Gallos George, Jones Dean R, Nasr Samih H, Emala Charles W, Lee H Thomas
Department of Anesthesiology, Columbia University, 630 West 168th Street, New York, NY 10032-3784, USA.
Anesthesiology. 2004 Oct;101(4):902-11. doi: 10.1097/00000542-200410000-00015.
Mortality from sepsis frequently results from multiple organ injury and dysfunction. Cecal ligation and puncture is an established murine model of septic peritonitis that produces septic shock characterized by an initial hyperinflammatory response. In addition to their anesthetic properties, local anesthetics have been shown to attenuate inflammatory responses both in vivo and in vitro. In the current study, the ability of local anesthetic infusions to protect against sepsis-induced mortality, as well as renal and hepatic dysfunction after cecal ligation and puncture, was investigated.
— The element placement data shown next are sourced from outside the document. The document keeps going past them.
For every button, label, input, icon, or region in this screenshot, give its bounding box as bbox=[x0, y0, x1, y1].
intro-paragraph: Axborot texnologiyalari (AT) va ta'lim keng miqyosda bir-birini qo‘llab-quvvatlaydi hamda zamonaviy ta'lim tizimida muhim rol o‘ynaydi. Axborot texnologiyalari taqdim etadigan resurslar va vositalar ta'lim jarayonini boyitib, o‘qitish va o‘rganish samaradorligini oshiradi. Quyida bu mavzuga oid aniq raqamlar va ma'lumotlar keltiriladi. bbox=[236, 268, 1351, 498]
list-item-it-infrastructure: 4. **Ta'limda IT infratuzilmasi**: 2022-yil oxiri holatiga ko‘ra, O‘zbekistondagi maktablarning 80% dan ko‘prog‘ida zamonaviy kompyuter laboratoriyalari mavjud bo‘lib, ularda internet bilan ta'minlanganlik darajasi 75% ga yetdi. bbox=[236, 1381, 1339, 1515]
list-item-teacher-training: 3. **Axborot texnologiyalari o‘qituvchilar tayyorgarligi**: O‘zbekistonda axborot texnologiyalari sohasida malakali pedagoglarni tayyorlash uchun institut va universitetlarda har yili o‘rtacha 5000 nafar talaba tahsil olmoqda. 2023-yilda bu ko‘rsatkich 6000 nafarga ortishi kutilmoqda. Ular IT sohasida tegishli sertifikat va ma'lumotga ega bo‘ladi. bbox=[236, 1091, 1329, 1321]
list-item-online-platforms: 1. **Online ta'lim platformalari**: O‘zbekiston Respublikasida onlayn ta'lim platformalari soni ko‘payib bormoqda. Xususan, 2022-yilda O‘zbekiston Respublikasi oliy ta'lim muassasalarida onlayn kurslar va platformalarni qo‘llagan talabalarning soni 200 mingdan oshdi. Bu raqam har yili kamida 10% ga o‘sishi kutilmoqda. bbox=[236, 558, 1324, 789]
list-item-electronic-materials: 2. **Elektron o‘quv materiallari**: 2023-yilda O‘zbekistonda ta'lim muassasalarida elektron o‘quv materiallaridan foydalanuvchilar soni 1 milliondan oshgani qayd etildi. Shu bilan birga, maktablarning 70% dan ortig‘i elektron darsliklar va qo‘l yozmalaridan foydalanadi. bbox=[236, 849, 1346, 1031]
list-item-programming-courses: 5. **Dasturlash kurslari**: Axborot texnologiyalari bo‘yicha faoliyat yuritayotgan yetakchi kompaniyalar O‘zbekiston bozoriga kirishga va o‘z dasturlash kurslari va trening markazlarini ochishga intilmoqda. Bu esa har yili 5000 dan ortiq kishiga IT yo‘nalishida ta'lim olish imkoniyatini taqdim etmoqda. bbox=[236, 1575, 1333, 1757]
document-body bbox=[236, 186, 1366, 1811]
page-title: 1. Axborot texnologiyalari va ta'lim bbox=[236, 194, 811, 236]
C57BL/6 mice received mini-osmotic pumps containing saline (vehicle), 10% lidocaine, or 1% bupivacaine and were subjected to cecal ligation and puncture. Twenty-four hours after cecal ligation and puncture, renal and hepatic functions were assessed as well as markers of inflammation (proinflammatory cytokine protein and mRNA concentrations and myeloperoxidase activity). Renal apoptosis and 7-day survival was also assessed.
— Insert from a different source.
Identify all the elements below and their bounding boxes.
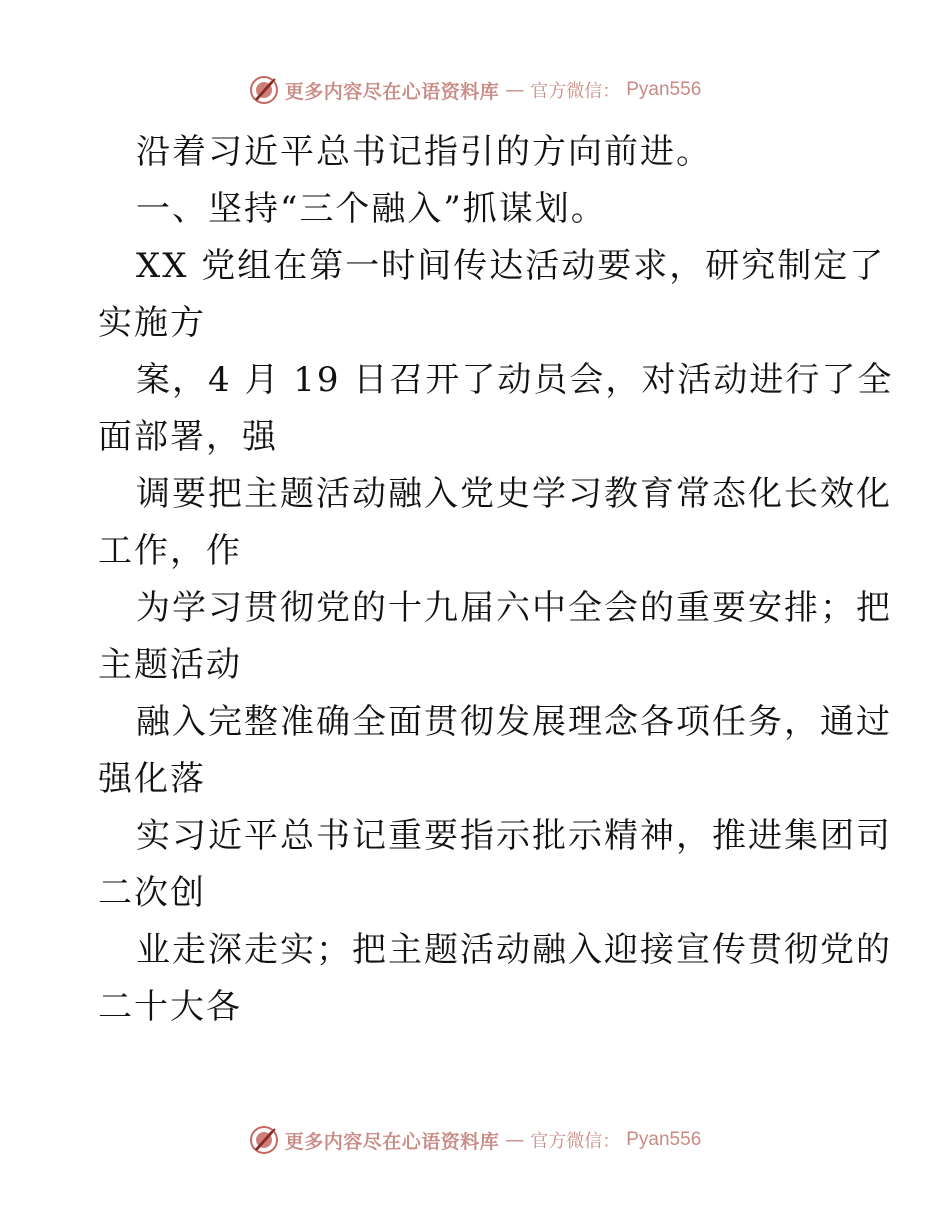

Mice treated with lidocaine or bupivacaine infusion showed improved survival and had significantly lower plasma creatinine, aspartate aminotransferase, and alanine aminotransferase concentrations compared with mice receiving vehicle alone. Significant reduction in plasma tumor necrosis factor-alpha and keratinocyte-derived chemokine, as well as reductions in myeloperoxidase activity, intracellular adhesion molecule-1 protein expression, mRNA concentrations of proinflammatory markers, and apoptosis were observed in renal cortices from both local anesthetic groups.
The current data demonstrate that local anesthetic infusions confer a protective effect in mice from septic peritonitis by attenuating the hyperacute inflammatory response. This suppression resulted in improved mortality and less progression to acute kidney and liver injury and dysfunction.
脓毒症导致的死亡常常源于多器官损伤和功能障碍。盲肠结扎穿孔术是一种公认的脓毒性腹膜炎小鼠模型,可引发以初始高炎症反应为特征的脓毒性休克。除了具有麻醉特性外,局部麻醉药已被证明在体内和体外均能减轻炎症反应。在本研究中,探究了局部麻醉药输注对盲肠结扎穿孔术后脓毒症诱导的死亡以及肾和肝功能障碍的保护作用。
C57BL/6小鼠接受含有生理盐水(载体)、10%利多卡因或1%布比卡因的微型渗透泵,并进行盲肠结扎穿孔术。盲肠结扎穿孔术后24小时,评估肾功能和肝功能以及炎症标志物(促炎细胞因子蛋白和mRNA浓度以及髓过氧化物酶活性)。还评估了肾细胞凋亡和7天生存率。
与仅接受载体的小鼠相比,接受利多卡因或布比卡因输注治疗的小鼠生存率提高,血浆肌酐、天冬氨酸转氨酶和丙氨酸转氨酶浓度显著降低。在两个局部麻醉药组的肾皮质中均观察到血浆肿瘤坏死因子-α和角质形成细胞衍生趋化因子显著降低,以及髓过氧化物酶活性、细胞间黏附分子-1蛋白表达、促炎标志物mRNA浓度和细胞凋亡减少。
目前的数据表明,局部麻醉药输注通过减轻超急性炎症反应,对脓毒性腹膜炎小鼠具有保护作用。这种抑制作用导致死亡率降低,急性肾损伤和肝损伤及功能障碍的进展减少。